MCP separates the tool definition and execution into a standalone server process. The server handles its own logic; Claude Desktop calls it via a standard protocol. The practical difference: API tool use requires you to write an application that sits between Claude and your tools. MCP servers connect directly to Claude Desktop with no middleware required.

For interactive use in Claude Desktop, MCP is simpler. For automated pipelines and production applications, the API's tool use is more flexible because you control the full execution context.

What is the difference between MCP tools and MCP resources?

Tools and resources are the two types of capabilities an MCP server exposes.

Resources are read-only data that Claude can reference. They have URIs (like file paths or database table identifiers) and return content when Claude reads them. Claude reads a resource to get context, for example, the database schema resource tells Claude what tables and columns exist before it writes a query.

Tools are functions Claude can call that may have side effects. They accept parameters, execute an action (read a file, run a query, make an HTTP request), and return a result. Most real-world use involves tools rather than resources, because tools are what allow Claude to interact with external systems.

Does MCP work with Claude.ai in the browser, or only Claude Desktop?

As of March 2026, MCP is available in Claude Desktop (macOS and Windows) for all Claude Pro subscribers. Claude.ai in the browser supports MCP for a subset of Pro subscribers in beta, check the Claude.ai settings panel for an "Integrations" or "MCP" section to see if your account has access.

The browser version of MCP has a different UX: instead of editing a config file, you add server connections through the Claude.ai interface. Only HTTP+SSE transport is supported in the browser (not stdio), which means local servers need to be exposed via a proxy for browser-based MCP.

How do I update MCP servers to the latest version?

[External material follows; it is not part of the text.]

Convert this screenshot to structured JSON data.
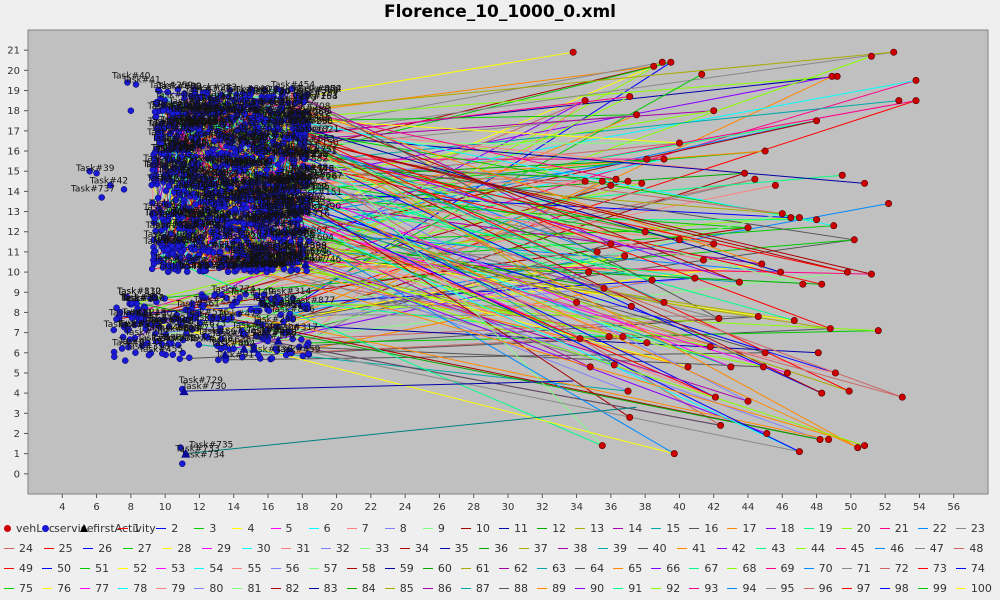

For npx-based servers (the official Anthropic reference servers), add `@latest` to the package name in your config to always fetch the newest version:

json
{
  "args": ["-y", "@modelcontextprotocol/server-filesystem@latest", "/your/path"]
}

Without `@latest`, npx uses the cached version if one exists. With `@latest`, it checks npm for a newer version on each Claude Desktop startup.

For custom Python servers, update the `mcp` SDK with `pip install --upgrade mcp`. Check the MCP Python SDK changelog on GitHub before upgrading, as breaking changes in the protocol version occasionally require server code updates.

Can I restrict which tools Claude uses from an MCP server?

Not at the protocol level, Claude has access to all tools the connected server exposes. You can restrict tool availability by running a more limited server (the official servers expose all their tools) or by building a custom server that only exposes the subset of tools you want.

In practice, you can guide Claude with your system prompt: "Only use the read_file tool from the filesystem server. Do not use write_file." Claude follows this instruction reliably, though it is not a hard technical restriction.

For hard restrictions in production, build a custom MCP server that proxies only the tools you allow rather than connecting directly to a server that exposes more capabilities than needed.